Friday, May 16, 2014

Why I've been distant...

Once again I wake in the night with a million thoughts flowing (and a racing heart, but that's kind of normal right now).

A few people have noticed that I've been acting a little different lately. I will admit that I see it, too, and there is a reason behind it. Part of it is the anger that I felt when I was betrayed and abandoned (that is how it felt) during a time when I was scared out of my wits with medical issues (more about that in a moment), financial stress, and so much more. As the stress rose, my tolerance for others dropped. The stress has been subsiding, but the low tolerance seems to be holding steady. Yes, I know that's not the "right" way to be, but I am working on it.

You see, not long ago, I was faced with the sudden reality that time is seriously short. I knew this with my head, but not so much with my Being.

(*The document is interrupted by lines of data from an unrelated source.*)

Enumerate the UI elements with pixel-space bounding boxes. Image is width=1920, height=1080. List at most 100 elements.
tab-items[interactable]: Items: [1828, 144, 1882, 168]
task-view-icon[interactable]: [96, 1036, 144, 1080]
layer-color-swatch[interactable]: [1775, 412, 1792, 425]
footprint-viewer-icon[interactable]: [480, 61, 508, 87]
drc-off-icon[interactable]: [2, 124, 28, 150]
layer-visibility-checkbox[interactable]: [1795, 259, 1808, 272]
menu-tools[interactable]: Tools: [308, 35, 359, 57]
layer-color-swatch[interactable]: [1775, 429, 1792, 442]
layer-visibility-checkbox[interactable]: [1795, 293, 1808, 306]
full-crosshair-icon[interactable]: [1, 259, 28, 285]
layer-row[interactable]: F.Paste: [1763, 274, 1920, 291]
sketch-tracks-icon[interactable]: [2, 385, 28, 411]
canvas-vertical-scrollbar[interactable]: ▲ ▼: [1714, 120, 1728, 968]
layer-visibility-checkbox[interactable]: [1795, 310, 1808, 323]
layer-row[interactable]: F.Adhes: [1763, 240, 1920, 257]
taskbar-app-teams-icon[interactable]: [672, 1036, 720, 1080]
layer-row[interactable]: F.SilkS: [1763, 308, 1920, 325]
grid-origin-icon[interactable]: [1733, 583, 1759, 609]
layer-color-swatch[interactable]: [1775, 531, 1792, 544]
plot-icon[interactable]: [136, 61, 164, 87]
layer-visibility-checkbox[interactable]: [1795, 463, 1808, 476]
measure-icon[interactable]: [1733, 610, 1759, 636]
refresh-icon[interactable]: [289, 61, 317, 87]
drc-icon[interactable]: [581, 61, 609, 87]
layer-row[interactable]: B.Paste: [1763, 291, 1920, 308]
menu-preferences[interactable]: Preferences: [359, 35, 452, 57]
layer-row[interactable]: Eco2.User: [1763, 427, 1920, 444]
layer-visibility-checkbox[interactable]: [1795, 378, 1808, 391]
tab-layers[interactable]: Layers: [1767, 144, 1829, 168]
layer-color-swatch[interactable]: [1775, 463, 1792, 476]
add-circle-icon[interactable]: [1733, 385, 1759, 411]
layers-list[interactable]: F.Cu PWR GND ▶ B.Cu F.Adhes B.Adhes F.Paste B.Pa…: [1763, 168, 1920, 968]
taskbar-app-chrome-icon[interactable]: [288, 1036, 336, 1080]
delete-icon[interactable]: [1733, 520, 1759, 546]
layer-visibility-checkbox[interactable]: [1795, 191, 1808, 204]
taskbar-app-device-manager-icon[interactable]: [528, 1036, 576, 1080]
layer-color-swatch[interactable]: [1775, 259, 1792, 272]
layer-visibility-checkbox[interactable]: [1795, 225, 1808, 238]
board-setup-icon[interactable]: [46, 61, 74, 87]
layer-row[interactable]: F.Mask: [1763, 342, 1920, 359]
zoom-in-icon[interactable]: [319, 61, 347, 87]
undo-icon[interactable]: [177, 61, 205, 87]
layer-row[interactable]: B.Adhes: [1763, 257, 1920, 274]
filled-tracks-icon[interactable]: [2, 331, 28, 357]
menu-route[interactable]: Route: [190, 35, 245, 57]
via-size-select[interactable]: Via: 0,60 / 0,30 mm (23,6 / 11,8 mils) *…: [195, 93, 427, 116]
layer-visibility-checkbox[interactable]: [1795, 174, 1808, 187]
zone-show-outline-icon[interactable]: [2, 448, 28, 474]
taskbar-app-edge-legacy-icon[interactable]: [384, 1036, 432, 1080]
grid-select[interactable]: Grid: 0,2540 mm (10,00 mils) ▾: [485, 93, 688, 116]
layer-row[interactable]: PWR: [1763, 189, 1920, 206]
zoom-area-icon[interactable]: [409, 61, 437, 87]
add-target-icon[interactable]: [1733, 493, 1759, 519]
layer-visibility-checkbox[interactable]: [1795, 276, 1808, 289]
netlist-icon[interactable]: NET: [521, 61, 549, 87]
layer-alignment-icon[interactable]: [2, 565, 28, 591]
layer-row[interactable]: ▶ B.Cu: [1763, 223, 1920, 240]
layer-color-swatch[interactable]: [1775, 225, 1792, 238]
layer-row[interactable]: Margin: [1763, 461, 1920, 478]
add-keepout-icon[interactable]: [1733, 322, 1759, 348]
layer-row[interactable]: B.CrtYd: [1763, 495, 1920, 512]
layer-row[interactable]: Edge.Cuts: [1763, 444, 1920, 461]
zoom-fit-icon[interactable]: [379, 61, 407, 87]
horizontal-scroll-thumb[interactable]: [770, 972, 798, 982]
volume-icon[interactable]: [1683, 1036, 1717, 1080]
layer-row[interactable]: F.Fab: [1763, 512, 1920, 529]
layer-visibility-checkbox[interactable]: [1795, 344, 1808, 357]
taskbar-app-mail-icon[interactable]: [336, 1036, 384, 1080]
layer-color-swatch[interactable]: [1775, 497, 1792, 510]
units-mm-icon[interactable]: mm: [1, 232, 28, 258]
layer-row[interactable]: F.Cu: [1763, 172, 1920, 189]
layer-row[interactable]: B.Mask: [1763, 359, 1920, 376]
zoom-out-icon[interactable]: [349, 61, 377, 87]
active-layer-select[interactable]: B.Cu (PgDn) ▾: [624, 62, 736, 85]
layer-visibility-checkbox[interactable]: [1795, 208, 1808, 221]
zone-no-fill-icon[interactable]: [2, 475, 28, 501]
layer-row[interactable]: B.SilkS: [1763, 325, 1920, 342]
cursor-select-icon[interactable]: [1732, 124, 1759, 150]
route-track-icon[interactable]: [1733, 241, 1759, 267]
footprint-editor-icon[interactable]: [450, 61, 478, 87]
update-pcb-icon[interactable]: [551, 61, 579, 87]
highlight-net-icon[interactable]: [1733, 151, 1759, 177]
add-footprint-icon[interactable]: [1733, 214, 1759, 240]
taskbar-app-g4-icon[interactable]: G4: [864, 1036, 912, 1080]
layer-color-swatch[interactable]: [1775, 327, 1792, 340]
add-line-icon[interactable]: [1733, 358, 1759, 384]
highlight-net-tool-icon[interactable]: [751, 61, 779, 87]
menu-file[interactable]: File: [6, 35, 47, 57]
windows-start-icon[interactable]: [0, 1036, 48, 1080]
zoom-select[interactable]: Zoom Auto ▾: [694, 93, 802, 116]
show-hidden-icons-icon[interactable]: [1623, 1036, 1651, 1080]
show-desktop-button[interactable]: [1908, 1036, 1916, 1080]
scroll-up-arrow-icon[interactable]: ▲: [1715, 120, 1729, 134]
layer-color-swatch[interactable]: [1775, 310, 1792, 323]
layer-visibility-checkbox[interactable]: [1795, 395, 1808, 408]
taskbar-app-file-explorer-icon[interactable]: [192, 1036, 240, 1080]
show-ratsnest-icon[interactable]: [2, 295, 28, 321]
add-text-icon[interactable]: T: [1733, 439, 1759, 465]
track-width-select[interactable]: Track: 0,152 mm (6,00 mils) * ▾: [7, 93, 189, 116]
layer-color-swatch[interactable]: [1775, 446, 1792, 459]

Of course, none of us really know how much time we have left on this earth, but there are things that tend to make us think about how little time we might have, even with a natural death. For example, I've been thinking about my mother recently. She died almost 20 years ago from complications due to the cancer she had. She was only 43. I don't have any of the cancers she did (and am not likely to get them), but I do have an issue with my heart. When I first found out about it (a little over a year & a half ago, I believe) I was more than a little nervous, but I was hopeful that everything would be alright. Everything is still mostly alright, but it has progressed somewhat (likely because of the stress on my body due to the pneumonia). I was told late last year that, for now, I don't need surgery to repair it, but it's still a strong future possibility. When I heard this news, I was more frightened than I've been since... well, I don't remember, actually. I needed someone to talk with. But, at the time, I didn't feel that I had anyone to turn to and talk about it. I did try to reach out to someone, but they were "in a mood" and unwilling to call me. That, combined with a few other things, made me realize that I needed to grasp my life and make some tough choices about what I'd allow to affect me. I had to let go of the things, and the people, that were bringing me sorrow or stress. Life really is too short, even if I get 100 years.

Am I still angry? Yes, I am. The person I was supposed to trust abandoned me when I really needed him. It seemed to be more important to spend time with others than to call me when I asked for a call. Is it petty for me to print this? Most likely. I should be better than that, right? Even so, it hurts to know that I was so easily ignored when I really needed a partner. Some of that anger and pain still keeps me awake at night (obviously)... like now. But, I will not allow it to eat me up. I understand that healing is a process and I need to allow it to happen. I understand that there may be future times when the night is not restful. I will get through them and I will be stronger for it.

Now, I hope to get another hour of sleep before the day begins.